Bush Warns Russia to Pull Back in Georgia
Bush demands Russia withdraw from Georgia, forget any plans to dump its pro-Western government


By MATTHEW LEE Associated Press Writer
WASHINGTON August 12, 2008 (AP)

With a crisis of Cold War proportions brewing, President Bush is demanding that Russia withdraw its troops from the former Soviet republic of Georgia, agree to an immediate cease-fire and abandon any thought it might have about toppling the country's pro-Western government.

"Russia has invaded a sovereign neighboring state and threatens a democratic government elected by its people. Such an action is unacceptable in the 21st century," Bush said from the White House on Monday just an hour after he returned to Washington from attending the Olympics in China.

In his strongest comments since the fighting erupted over Georgia's separatist South Ossetia region last week, Bush told Russia to end a "dramatic and brutal escalation" of violence in Georgia and accept international mediation to end the crisis, as Georgian leaders have.

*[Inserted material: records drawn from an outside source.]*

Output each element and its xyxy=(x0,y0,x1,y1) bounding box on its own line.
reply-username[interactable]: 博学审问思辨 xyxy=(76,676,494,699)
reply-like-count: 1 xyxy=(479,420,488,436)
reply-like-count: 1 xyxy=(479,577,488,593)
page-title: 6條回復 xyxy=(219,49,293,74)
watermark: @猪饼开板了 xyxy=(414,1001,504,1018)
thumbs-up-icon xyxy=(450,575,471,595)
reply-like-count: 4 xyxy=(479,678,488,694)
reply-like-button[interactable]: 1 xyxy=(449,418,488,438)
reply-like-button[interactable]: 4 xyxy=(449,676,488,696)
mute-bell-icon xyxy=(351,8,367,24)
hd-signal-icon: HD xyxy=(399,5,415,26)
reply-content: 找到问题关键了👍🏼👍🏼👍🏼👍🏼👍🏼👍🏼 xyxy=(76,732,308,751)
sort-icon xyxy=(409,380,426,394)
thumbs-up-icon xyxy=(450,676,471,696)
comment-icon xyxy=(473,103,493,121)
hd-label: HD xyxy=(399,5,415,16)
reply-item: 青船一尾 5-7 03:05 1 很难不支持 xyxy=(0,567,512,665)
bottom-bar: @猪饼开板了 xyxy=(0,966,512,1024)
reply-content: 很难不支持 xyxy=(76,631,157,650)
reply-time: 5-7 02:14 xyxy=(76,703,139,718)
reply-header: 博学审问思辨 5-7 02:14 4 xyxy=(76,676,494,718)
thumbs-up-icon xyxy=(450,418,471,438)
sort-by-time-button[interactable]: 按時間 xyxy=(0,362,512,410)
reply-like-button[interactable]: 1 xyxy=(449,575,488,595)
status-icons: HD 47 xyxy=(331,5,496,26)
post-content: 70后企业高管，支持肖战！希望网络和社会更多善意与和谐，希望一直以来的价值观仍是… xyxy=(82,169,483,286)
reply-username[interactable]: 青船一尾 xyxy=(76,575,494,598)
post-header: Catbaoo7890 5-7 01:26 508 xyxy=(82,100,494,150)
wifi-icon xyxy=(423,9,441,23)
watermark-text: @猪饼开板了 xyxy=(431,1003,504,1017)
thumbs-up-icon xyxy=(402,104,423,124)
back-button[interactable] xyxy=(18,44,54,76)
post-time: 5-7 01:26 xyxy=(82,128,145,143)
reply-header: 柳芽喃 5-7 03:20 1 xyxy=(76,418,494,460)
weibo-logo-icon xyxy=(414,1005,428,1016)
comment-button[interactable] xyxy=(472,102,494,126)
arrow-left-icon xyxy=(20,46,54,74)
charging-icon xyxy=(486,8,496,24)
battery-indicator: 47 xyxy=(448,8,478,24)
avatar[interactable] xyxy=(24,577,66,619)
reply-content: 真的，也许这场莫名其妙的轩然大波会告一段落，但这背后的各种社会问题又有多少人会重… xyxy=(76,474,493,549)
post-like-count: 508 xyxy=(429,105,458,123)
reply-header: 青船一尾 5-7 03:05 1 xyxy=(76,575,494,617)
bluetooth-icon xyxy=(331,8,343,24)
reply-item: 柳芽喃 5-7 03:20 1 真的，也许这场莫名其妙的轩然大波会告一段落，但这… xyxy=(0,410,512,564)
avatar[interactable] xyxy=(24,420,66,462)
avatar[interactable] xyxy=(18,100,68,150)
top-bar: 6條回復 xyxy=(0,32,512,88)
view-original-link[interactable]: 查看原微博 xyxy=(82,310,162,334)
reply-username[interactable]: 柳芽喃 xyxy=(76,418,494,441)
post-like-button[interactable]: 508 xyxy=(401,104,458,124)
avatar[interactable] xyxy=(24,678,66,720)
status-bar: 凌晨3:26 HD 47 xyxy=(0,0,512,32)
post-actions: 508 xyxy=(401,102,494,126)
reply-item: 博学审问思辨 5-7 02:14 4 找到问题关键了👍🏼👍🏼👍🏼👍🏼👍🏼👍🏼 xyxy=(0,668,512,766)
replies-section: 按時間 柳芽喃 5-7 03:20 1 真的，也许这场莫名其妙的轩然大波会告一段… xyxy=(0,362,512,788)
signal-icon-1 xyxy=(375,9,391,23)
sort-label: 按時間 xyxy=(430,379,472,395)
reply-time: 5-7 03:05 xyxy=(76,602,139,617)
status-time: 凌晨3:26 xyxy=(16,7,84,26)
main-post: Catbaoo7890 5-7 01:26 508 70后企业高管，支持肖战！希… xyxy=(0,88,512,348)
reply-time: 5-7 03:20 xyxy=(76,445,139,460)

The Russian government must reverse the course it appears to be on and accept this peace agreement as a first step toward solving this conflict," the president said. He added that he is deeply concerned that Russia, which Georgian officials say has effectively split their country in two, might bomb the civilian airport in the capital of Tbilisi and take the city.

Bush said Russia's escalation had "raised serious questions about its intentions in Georgia and the region" and had "substantially damaged Russia's standing in the world."

A senior U.S. official said the United States and its allies suspected Russia had been planning an invasion for some time and deliberately instigated the conflict through attacks on Georgian villages by pro-Russian forces in South Ossetia despite outwardly appealing for calm and promising to rein in the separatists.

The official, who spoke on condition of anonymity to discuss internal Bush administration deliberations, said there were numerous "unpleasant precedents" for the current situation, including the 1979 Soviet invasion of Afghanistan and the 1968 Soviet invasion of Czechoslovakia.

Despite the tough talk in Washington, there was no specific threat of any consequences Russia might face if it ignores the warnings. American officials said they were working with U.S. allies in Europe and elsewhere, as well as with the Russians, to defuse the crisis.

Earlier Monday, the United States and the world's six other largest economic powers issued a call similar to Bush's for Russia to accept a truce and agree to mediation as conditions deteriorated and Russian troops continued their advances into Georgian territory.

Secretary of State Condoleezza Rice and her colleagues from the Group of Seven leading industrialized nations pledged their support for a negotiated solution to the conflict that has been raging since Friday, the State Department said.

"We want to see the Russians stand down," deputy State Department spokesman Robert Wood told reporters. "What we're calling on is for Russia to stop its aggression."

Rice and the foreign ministers of Britain, Canada, France, Germany, Italy and Japan spoke in a conference call, during which they noted that Georgia had agreed to a cease-fire and wanted to see Russia sign on immediately, Wood said.

The G-7 diplomats called on Russia to respect Georgia's borders and expressed deep concern for civilian casualties. rgent consultations at the United Nations and NATO were expected, according to Wood.

Wood said the United States was hopeful that the U.N. Security Council would pass a strong resolution on the fighting that called for an end to attacks on both sides as well as mediation, but prospects for such a statement were dim given that Russia wields veto power on the 15-member body.

A senior U.S. diplomat, Matthew Bryza, is now in Tbilisi and is working with Georgian and European officials on ways to calm the situation.

Meanwhile, the State Department said it has evacuated more than 170 American citizens from Georgia. Wood said two convoys carrying the Americans, along with family members of U.S. diplomats based in Georgia, left Tbilisi on Sunday and Monday for neighboring Armenia.

The U.S. Embassy in Georgia has distributed an initial contribution of $250,000 in humanitarian relief to victims of the fighting and is providing emergency equipment to people in need, although those supplies would have run out Monday, the department said.

The Pentagon said it had finished flying some 2,000 Georgian troops back home from Iraq on C-17 aircraft at Georgia's request.

It said it had informed the Russians about the flights before they began in order to avoid any mishaps, but Russian Prime Minister Vladimir Putin harshly criticized the step, saying it would hamper efforts to resolve the situation by reinforcing Georgian assets in a "conflict zone."

Wood rejected the criticism, saying, "We're not assisting in any conflict."

Defense Department spokesman Bryan Whitman said the U.S. flew the Georgians out of Iraq as part of a prior agreement that transport would be provided in case of an emergency.

Pentagon officials said Monday that U.S. military was assessing the fighting every day to determine whether U.S. trainers, who number less than 100, should be pulled out of the country.

There had been about 130 trainers, including a few dozen civilian contractors, but the civilians had been scheduled to rotate out of the country and did so over the weekend, Whitman said. The remaining uniformed trainers were moved over the weekend to what officials believe is a safer location, he said.